SMITH-MADRONE OFFERS 6-BOTTLE RIESLING VERTICAL
Winery’s signature varietal spanning six vintages
Napa Valley, December 2020 — Smith-Madrone Winery is releasing a six bottle vertical collection of Smith-Madrone Riesling from the 2014, 2015, 2016, 2017, 2018 and 2019 vintages. “As we get ready to celebrate our 50th anniversary next year we wanted to offer our customers something fun, unique and something uniquely ours,” explains founder/General Partner Stuart Smith.
The 2014 and 2015 vintages are only available in very small quantities in the winery library. The 2017, 2018 and 2019 are not released yet. The 2016 is the winery’s current release (which is also available in a 1.5L magnum bottle). This vertical is being offered for $250.00. To buy:
“Tasting these wines is an absolute taste of our terroir,” adds Stuart Smith. “The same varietal, from the same vineyard, tended by the same hands for the last fifty years—this is a chance to really understand our estate and our approach to winemaking,” he says.
Smith-Madrone is considered to be a pioneer of growing and making Riesling in the Napa Valley. In establishing the winery and planting its vineyards on the steep slopes of Spring Mountain in 1971, Stu intentionally chose Riesling because of its characteristics of thriving on hillsides.
Entered accidentally, Smith-Madrone won the award for Best Riesling In The World for its 1977 Riesling in the 1979 Gault Millau Wine Olympics competition in Paris. It was a blind competition and the contenders were wines from all over the world, including prestigious names such as Schloss Vollrads.
In 1983 Smith-Madrone was the first U.S. Riesling producer to label its wines by its true name, “Riesling,” after an eight-month struggle with the BATF. Smith-Madrone had been the only winery to use only the word Riesling on its labels when other wineries at the time were using either Johannisberg Riesling or White Riesling.

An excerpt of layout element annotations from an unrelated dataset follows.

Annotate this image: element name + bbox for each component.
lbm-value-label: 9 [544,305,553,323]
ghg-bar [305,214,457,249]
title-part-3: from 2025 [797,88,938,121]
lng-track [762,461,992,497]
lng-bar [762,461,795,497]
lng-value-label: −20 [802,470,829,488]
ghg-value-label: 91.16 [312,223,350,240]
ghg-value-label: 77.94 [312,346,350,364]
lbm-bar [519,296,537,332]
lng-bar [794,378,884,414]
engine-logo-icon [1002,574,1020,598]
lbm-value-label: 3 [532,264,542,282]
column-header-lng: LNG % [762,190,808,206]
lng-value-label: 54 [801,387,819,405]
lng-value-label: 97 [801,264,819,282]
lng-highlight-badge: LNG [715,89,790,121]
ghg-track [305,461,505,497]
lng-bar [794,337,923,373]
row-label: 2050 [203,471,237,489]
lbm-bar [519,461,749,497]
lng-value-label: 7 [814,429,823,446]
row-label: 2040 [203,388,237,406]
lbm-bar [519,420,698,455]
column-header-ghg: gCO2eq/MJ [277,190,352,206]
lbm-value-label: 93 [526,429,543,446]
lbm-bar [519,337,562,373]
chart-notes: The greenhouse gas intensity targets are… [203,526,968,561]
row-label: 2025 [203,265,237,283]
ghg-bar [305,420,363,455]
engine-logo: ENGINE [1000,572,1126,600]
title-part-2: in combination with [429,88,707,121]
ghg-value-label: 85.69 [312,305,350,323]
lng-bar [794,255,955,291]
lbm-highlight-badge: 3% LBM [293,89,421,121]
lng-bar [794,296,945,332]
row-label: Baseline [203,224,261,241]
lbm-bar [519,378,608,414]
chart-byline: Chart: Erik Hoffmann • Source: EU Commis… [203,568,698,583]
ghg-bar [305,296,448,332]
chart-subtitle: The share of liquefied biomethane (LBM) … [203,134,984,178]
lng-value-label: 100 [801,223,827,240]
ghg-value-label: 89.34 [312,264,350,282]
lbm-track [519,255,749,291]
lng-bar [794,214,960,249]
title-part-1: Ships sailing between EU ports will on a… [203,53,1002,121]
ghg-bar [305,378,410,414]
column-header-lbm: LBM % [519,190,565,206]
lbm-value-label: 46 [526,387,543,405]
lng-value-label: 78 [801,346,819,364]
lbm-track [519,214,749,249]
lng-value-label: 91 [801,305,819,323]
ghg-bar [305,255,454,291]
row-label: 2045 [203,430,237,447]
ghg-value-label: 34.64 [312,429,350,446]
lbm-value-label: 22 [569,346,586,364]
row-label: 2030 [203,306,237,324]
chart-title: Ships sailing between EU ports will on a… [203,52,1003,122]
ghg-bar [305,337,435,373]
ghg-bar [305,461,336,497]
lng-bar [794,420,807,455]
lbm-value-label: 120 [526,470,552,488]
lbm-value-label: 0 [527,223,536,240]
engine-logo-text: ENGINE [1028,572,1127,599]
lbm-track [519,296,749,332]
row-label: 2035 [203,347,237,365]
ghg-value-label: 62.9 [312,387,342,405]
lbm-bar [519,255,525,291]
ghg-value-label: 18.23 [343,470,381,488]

Why? “It’s the true name of the varietal,” Smith explains. “When was the last time you had a red Riesling? White Riesling is redundant; Johannisberg is a picturesque winery in Germany not too dissimilar from Smith-Madrone. Why should we call Riesling ‘Johannisberg Riesling’ if we don’t call Pinot Noir ‘Romanee Noir’ or Cabernet Sauvignon ‘Lafite Sauvignon?’ The true name of the varietal is simply Riesling and our fighting to use that terminology was an expression of our serious commitment to this grape,” he adds.
“With our Riesling you get the purest expression of the varietal. There’s no malolactic fermentation, no oak extraction, lees stirring or blending with other varietals,” says winemaker Charlie Smith, Stu’s brother. “Once harvested, the grape juice goes directly into stainless steel tanks where it is fermented, clarified and then bottled. This is true minimalist intervention winemaking and Riesling is the only varietal that reaches its greatest heights this way,” he adds.
Riesling expert (author of The Riesling Story: The Best White Wine On Earth) Stuart Pigott named Smith-Madrone’s Riesling the only dry Riesling from North America in his list of Top 20 Dry Rieslings in the book. About the winery’s Rieslings, he has written, “they were not only of consistently high quality, they were also utterly distinctive. The 1996 was one of the best mature American Rieslings I ever tasted. Which other American Rieslings can match its vitality and uniqueness of flavor?” In describing the varietal in general terms, Pigott has written: “There’s not only a spirit of the times; there’s also a wine of the times, and Riesling is the white wine of our time. In a wine world dominated by smoke and mirrors, where standardization of flavor is the norm, Riesling remains strikingly and deliciously original.”
Smith-Madrone is one of Napa Valley’s authentically artisanal wineries, founded in 1971 by Stuart Smith. Winemaking and grape-growing are handled entirely by the two brother-proprietors, Stuart and Charlie Smith and Stu’s son, Sam Smith. All of Smith-Madrone’s wines come from the 38 acres of estate vineyards surrounding the winery, first planted 49 years ago by Stuart and Charlie. The vineyards extend across steep mountainsides, at steep slopes at elevations between 1,300 and 1,900 feet. Total production each year is less than 4,000 cases.
Smith-Madrone’s current releases, all sourced from estate-grown fruit from vineyards surrounding the winery at the top of the Spring Mountain District appellation in the northern Napa Valley, are 2016 Riesling, 2017 Chardonnay, 2016 Cabernet Sauvignon and 2016 Cook’s Flat Reserve.